State Troopers will be targeting speeders and “aggressive drivers” this week

Governor Andrew M. Cuomo this week announced that the New York State Police will conduct a week-long enforcement initiative targeting speeding and aggressive drivers across the state. The “Speed Week” campaign runs from April 17 through April 24, 2014. Fines for speeding and aggressive driving can reach nearly $1,000 and add up to 11 points on a driver’s license.

“Too often families are forced to endure needless heartache as a result of reckless driving,” said Governor Cuomo. “During Speed Week, the State Police will be out in force across New York cracking down on drivers who break the law, putting themselves and others at risk. This week and every week, I urge drivers to slow down and adhere to the vital and lifesaving rules of the road.”

The goal of this campaign, and enforcement year round, is to reduce speed related crashes and improve safe travel for drivers and passengers on New York’s roads. Speeding by all vehicle types, as well as other traffic violations, will be heavily enforced throughout the week in addition to normal year-round enforcement.

Speed remains one of the leading causes of fatalities on our roadways, averaging approximately one third of all fatal crashes from year to year. Troopers will also be watching for vehicle occupants who are not properly buckled up, drivers that are violating the “Move Over Law,” and distracted or impaired drivers.

In an effort to continue making New York’s roads safer, this year’s State Budget includes legislation to intensify the efforts to curtail the prevalence of texting while driving by young drivers. Young and new drivers convicted of texting-while-driving will have their license suspended for 120 days on the first offense, and revoked for at least one year for the second offense.

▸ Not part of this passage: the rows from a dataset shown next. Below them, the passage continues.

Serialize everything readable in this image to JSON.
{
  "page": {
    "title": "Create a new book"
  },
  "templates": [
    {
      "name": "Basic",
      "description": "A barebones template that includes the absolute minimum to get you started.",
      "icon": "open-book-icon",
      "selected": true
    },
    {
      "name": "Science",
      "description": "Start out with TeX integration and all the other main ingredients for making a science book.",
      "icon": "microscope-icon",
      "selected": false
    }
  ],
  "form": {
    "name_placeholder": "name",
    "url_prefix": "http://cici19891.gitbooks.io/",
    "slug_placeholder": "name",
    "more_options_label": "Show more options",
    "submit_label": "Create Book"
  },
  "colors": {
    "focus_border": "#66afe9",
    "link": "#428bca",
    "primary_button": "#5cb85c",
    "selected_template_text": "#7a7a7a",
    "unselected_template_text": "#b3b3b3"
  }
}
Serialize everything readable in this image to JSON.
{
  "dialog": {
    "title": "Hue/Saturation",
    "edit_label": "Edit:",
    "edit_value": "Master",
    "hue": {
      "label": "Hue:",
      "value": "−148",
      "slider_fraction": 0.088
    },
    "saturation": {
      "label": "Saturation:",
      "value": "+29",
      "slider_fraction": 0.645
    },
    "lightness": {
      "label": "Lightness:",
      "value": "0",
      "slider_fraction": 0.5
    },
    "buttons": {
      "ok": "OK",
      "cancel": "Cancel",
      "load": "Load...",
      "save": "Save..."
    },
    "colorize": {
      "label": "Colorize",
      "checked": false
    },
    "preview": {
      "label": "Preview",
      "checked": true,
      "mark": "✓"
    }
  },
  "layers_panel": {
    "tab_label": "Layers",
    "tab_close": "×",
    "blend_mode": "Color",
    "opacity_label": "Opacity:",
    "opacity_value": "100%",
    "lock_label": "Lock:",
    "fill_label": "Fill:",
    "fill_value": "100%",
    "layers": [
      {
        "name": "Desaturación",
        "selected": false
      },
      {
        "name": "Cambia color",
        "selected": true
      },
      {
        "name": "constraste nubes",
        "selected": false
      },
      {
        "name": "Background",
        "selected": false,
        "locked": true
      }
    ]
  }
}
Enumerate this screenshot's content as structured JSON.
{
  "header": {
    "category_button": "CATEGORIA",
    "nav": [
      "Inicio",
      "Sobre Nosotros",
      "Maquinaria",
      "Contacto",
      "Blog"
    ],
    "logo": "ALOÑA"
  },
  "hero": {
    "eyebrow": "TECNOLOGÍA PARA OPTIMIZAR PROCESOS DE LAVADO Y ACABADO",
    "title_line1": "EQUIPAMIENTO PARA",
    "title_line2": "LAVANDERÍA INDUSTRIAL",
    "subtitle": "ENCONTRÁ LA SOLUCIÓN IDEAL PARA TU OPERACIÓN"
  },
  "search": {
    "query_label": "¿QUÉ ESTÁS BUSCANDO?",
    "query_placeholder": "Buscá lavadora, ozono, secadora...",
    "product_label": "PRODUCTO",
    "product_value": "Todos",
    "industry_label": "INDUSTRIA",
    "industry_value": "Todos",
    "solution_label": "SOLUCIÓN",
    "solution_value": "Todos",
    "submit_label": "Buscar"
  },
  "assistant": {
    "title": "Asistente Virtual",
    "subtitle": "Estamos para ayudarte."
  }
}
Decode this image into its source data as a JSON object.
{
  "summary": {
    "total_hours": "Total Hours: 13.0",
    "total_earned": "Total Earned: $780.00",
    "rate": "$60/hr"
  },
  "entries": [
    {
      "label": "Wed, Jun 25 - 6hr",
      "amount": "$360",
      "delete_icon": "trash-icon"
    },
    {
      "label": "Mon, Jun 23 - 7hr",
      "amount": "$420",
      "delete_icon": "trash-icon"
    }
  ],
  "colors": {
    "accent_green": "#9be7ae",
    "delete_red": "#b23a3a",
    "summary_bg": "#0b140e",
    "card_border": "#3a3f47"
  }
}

During the last campaign from August 10, 2013 to August 17, 2013 State Police issued more than 9,600 tickets during “Speed Week.” Fines for speeding range from $45 to $975 and three to 11 points, depending on the rate of speed.

Comments

  1. If they would only enforce the “Keep Right, Pass Left” law, they would get rid of most of the “aggressive driving” (moving around dangerously between lanes and passing on the right) and road rage simply because there would be no one holding them up in the left lane. “Keep Right, Pass Left” is easier to enforce than speeding and would also make the enforcement of speeding easier since those speeding would most likely be in the left lane. Win, win, win. This, along with signaling lane changes, is what makes the Autobahn (with very high speed limits /no speed limits at all) safer than the US highways.